Background:
The genetic differences among HIV-1 subtypes may be critical to clinical management and
drug resistance surveillance as antiretroviral treatment is expanded to regions of the world
where diverse non-subtype-B viruses predominate.
Methods and Findings:
To assess the impact of HIV-1 subtype and antiretroviral treatment on the distribution of
mutations in protease and reverse transcriptase, a binomial response model using subtype and
treatment as explanatory variables was used to analyze a large compiled dataset of non-
subtype-B HIV-1 sequences. Non-subtyp
e-B sequences from 3,686 persons with well
characterized antiretroviral treatment histories were analyzed in comparison to subtype B
sequences from 4,769 persons. The non-subtype-B sequences included 461 with subtype A,
1,185 with C, 331 with D, 245 with F, 293 with G, 513 with CRF01_AE, and 618 with CRF02_AG.

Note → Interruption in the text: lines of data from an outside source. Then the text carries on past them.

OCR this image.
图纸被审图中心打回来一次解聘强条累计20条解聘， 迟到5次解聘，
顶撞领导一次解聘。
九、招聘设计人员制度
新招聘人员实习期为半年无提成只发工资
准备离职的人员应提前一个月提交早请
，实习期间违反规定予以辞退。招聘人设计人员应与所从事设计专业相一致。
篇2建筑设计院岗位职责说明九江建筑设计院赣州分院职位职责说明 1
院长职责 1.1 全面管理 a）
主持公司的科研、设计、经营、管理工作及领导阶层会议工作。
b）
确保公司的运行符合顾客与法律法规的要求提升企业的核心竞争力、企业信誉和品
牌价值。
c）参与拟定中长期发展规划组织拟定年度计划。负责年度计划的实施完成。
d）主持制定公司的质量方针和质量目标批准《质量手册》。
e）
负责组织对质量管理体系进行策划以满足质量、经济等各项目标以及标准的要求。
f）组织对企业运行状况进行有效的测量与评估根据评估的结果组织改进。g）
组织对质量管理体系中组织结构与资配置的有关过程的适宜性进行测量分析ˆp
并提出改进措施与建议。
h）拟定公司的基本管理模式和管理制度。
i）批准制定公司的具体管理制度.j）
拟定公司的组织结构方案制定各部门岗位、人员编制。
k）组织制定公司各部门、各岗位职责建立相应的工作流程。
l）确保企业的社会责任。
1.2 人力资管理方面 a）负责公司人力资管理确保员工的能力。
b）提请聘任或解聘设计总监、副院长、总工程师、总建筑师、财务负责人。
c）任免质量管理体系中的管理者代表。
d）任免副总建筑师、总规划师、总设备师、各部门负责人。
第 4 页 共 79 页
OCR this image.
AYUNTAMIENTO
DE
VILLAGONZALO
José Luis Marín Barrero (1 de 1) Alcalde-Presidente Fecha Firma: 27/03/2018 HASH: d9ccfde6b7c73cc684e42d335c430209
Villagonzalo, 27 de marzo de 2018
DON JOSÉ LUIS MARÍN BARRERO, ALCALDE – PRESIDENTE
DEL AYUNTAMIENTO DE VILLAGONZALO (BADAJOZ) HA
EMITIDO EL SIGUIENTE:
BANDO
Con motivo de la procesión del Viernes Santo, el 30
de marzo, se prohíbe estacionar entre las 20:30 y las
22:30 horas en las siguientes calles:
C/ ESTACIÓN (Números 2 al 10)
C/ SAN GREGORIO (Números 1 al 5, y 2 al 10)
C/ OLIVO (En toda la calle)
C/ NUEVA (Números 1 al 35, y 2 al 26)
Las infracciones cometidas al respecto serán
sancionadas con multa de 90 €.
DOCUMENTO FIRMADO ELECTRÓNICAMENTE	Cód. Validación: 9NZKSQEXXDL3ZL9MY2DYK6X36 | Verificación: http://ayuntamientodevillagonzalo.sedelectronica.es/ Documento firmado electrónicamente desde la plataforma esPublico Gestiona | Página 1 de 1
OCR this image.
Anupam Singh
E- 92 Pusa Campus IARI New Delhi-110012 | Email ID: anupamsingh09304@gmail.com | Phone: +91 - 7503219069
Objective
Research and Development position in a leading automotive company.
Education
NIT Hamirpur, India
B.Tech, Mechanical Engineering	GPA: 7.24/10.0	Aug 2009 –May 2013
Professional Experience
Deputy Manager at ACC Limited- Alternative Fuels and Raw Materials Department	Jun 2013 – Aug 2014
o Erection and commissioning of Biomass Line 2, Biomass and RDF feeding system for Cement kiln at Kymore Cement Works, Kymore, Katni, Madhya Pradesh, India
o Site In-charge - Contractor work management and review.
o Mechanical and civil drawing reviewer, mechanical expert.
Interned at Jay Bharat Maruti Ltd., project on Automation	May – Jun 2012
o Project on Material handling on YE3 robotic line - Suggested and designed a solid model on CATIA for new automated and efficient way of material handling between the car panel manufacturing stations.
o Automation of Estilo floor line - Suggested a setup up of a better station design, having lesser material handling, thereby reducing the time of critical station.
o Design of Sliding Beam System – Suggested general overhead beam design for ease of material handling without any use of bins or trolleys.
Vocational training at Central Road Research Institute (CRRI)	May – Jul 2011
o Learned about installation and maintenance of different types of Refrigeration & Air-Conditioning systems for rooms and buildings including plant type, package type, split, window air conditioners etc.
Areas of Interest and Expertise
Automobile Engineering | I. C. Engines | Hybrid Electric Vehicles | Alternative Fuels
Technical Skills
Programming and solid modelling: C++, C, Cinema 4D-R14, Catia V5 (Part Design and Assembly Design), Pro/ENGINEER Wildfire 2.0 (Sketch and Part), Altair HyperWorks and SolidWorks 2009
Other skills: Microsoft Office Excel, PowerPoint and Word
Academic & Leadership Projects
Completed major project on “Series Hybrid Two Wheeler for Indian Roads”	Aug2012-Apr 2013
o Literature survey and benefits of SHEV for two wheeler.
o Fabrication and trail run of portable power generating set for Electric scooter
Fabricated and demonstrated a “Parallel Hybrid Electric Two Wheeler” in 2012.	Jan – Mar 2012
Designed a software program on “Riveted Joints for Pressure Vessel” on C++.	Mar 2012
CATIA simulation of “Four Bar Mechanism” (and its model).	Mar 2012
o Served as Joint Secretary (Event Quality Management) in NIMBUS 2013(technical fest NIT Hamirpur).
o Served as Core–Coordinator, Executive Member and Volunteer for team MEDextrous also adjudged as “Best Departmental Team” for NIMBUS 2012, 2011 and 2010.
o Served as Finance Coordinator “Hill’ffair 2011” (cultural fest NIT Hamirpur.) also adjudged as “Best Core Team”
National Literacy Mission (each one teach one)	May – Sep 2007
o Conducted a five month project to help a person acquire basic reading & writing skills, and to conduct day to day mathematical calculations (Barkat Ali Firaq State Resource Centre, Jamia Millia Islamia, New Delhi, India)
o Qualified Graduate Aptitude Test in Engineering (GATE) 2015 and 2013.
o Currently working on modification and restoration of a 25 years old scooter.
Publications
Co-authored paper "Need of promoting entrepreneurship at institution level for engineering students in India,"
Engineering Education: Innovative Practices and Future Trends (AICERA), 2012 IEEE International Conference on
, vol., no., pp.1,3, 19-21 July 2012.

Each of the 55 known subtype B drug-resistance mutations occurred in at least one non-B
isolate, and 44 (80%) of these mutations were significantly associated with antiretroviral
treatment in at least one non-B subtype. Conversely, of 67 mutations found to be associated
with antiretroviral therapy in at least one non-B subtype, 61 were also associated with
antiretroviral therapy in subtype B isolates.
Conclusion:
Global surveillance and genotypic assessment of drug resistance should focus primarily on
the known subtype B drug-resistance mutations.